European top court issues preliminary opinion on US soldier seeking asylum in Germany

European top court issues preliminary opinion on US soldier seeking asylum in Germany

[JURIST] The European Court of Justice (ECJ) [official website] issued a preliminary judgment [text] on Thursday that found a US soldier could possible seek asylum in Germany if he can show a proper reason for his desertion. André Shepherd deserted in Germany in 2007 and sought asylum there the following year. He allegedly deserted because he believed the Iraq War was illegal. The ECJ declared Shepherd could possibly seek asylum in Germany, but he must be able to show that he would have been involved in war crimes or that war crimes would have been committed and that desertion was his only alternative. The court left the question of whether “the situation in question makes it credible that the alleged war crimes would be committed” to the German court. The ECJ also left the question of whether the repercussions Shepherd could face upon return to the US “amount to acts of persecution for the purpose” of the provisions of the Council Directive 2004/83/EC of April 29 2004 [European Database of Asylum Law] for the German court to determine. The judgment is in response to a request, issued by the German court, to clarify the “[m]inimum standards for the definition and content of refugee status,” after Shepherd took legal action when the Federal Republic of Germany denied Shepherd refugee status in 2011. The final judgment from the court is expected sometime later this year.

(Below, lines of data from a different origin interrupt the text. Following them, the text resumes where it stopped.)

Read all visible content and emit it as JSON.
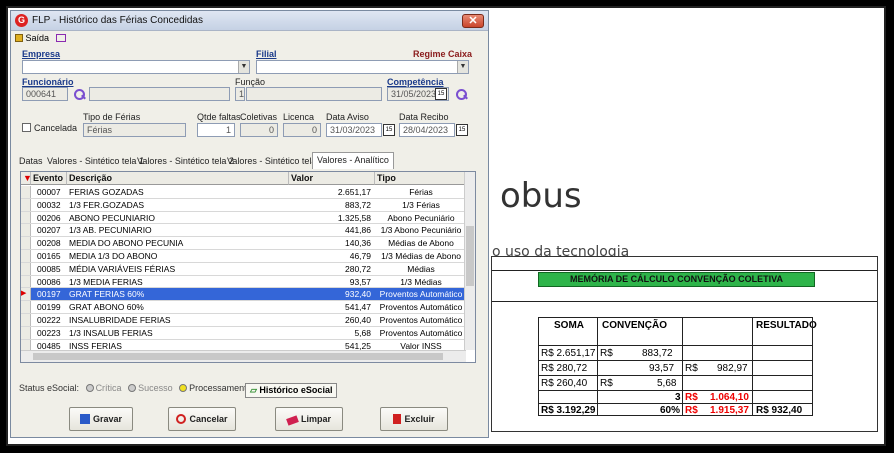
{
  "background": {
    "word": "obus",
    "subtitle": "o uso da tecnologia"
  },
  "sheet": {
    "banner": "MEMÓRIA DE CÁLCULO CONVENÇÃO COLETIVA",
    "headers": {
      "soma": "SOMA",
      "convencao": "CONVENÇÃO",
      "resultado": "RESULTADO"
    },
    "rows": [
      {
        "a": "R$ 2.651,17",
        "b": "R$",
        "c": "883,72",
        "d": "",
        "e": "",
        "f": ""
      },
      {
        "a": "R$   280,72",
        "b": "",
        "c": "93,57",
        "d": "R$",
        "e": "982,97",
        "f": ""
      },
      {
        "a": "R$   260,40",
        "b": "R$",
        "c": "5,68",
        "d": "",
        "e": "",
        "f": ""
      },
      {
        "a": "",
        "b": "",
        "c": "3",
        "d": "R$",
        "e": "1.064,10",
        "f": ""
      },
      {
        "a": "R$ 3.192,29",
        "b": "",
        "c": "60%",
        "d": "R$",
        "e": "1.915,37",
        "f": "R$    932,40"
      }
    ]
  },
  "window": {
    "title": "FLP - Histórico das Férias Concedidas",
    "close": "✕",
    "menu": {
      "saida": "Saída"
    },
    "labels": {
      "empresa": "Empresa",
      "filial": "Filial",
      "regime": "Regime Caixa",
      "funcionario": "Funcionário",
      "funcao": "Função",
      "competencia": "Competência",
      "cancelada": "Cancelada",
      "tipo_ferias": "Tipo de Férias",
      "qtde_faltas": "Qtde faltas",
      "coletivas": "Coletivas",
      "licenca": "Licenca",
      "data_aviso": "Data Aviso",
      "data_recibo": "Data Recibo"
    },
    "values": {
      "funcionario": "000641",
      "funcao": "1",
      "competencia": "31/05/2023",
      "tipo_ferias": "Férias",
      "qtde_faltas": "1",
      "coletivas": "0",
      "licenca": "0",
      "data_aviso": "31/03/2023",
      "data_recibo": "28/04/2023"
    },
    "tabs": [
      "Datas",
      "Valores - Sintético tela 1",
      "Valores - Sintético tela 2",
      "Valores - Sintético tela 3",
      "Valores - Analítico"
    ],
    "grid": {
      "columns": [
        "Evento",
        "Descrição",
        "Valor",
        "Tipo"
      ],
      "rows": [
        [
          "00007",
          "FERIAS GOZADAS",
          "2.651,17",
          "Férias"
        ],
        [
          "00032",
          "1/3 FER.GOZADAS",
          "883,72",
          "1/3 Férias"
        ],
        [
          "00206",
          "ABONO PECUNIARIO",
          "1.325,58",
          "Abono Pecuniário"
        ],
        [
          "00207",
          "1/3 AB. PECUNIARIO",
          "441,86",
          "1/3 Abono Pecuniário"
        ],
        [
          "00208",
          "MEDIA DO ABONO PECUNIA",
          "140,36",
          "Médias de Abono"
        ],
        [
          "00165",
          "MEDIA 1/3 DO ABONO",
          "46,79",
          "1/3 Médias de Abono"
        ],
        [
          "00085",
          "MÉDIA VARIÁVEIS FÉRIAS",
          "280,72",
          "Médias"
        ],
        [
          "00086",
          "1/3 MEDIA FERIAS",
          "93,57",
          "1/3 Médias"
        ],
        [
          "00197",
          "GRAT FERIAS 60%",
          "932,40",
          "Proventos Automático"
        ],
        [
          "00199",
          "GRAT ABONO 60%",
          "541,47",
          "Proventos Automático"
        ],
        [
          "00222",
          "INSALUBRIDADE FERIAS",
          "260,40",
          "Proventos Automático"
        ],
        [
          "00223",
          "1/3 INSALUB FERIAS",
          "5,68",
          "Proventos Automático"
        ],
        [
          "00485",
          "INSS FERIAS",
          "541,25",
          "Valor INSS"
        ]
      ]
    },
    "status": {
      "label": "Status eSocial:",
      "critica": "Crítica",
      "sucesso": "Sucesso",
      "processamento": "Processamento",
      "historico": "Histórico eSocial"
    },
    "buttons": {
      "gravar": "Gravar",
      "cancelar": "Cancelar",
      "limpar": "Limpar",
      "excluir": "Excluir"
    },
    "colors": {
      "selected_row": "#3466d8",
      "banner": "#2eb44a"
    }
  }
}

Several other US soldiers have deserted and sought asylum during the Iraq war. In 2005 Spc. Cliff Cornell [advocacy profile] deserted and sought asylum in Canada. His request was denied in 2009 [JURIST report]. Later that year he pleaded guilty to desertion and was sentenced to one year in prison at a court-martial proceeding and was also given a bad conduct discharge. Also in 2005 US Army Pvt. Brandon Hughey [advocacy website], who fled to Canada after refusing a deployment order to Iraq and deserting his unit at Fort Hood, formally asked [JURIST report] the Canadian Immigration and Refugee Board [official website] for asylum. Hughey’s application was denied, and he is currently waiting to find out whether he will be allowed to remain in Canada.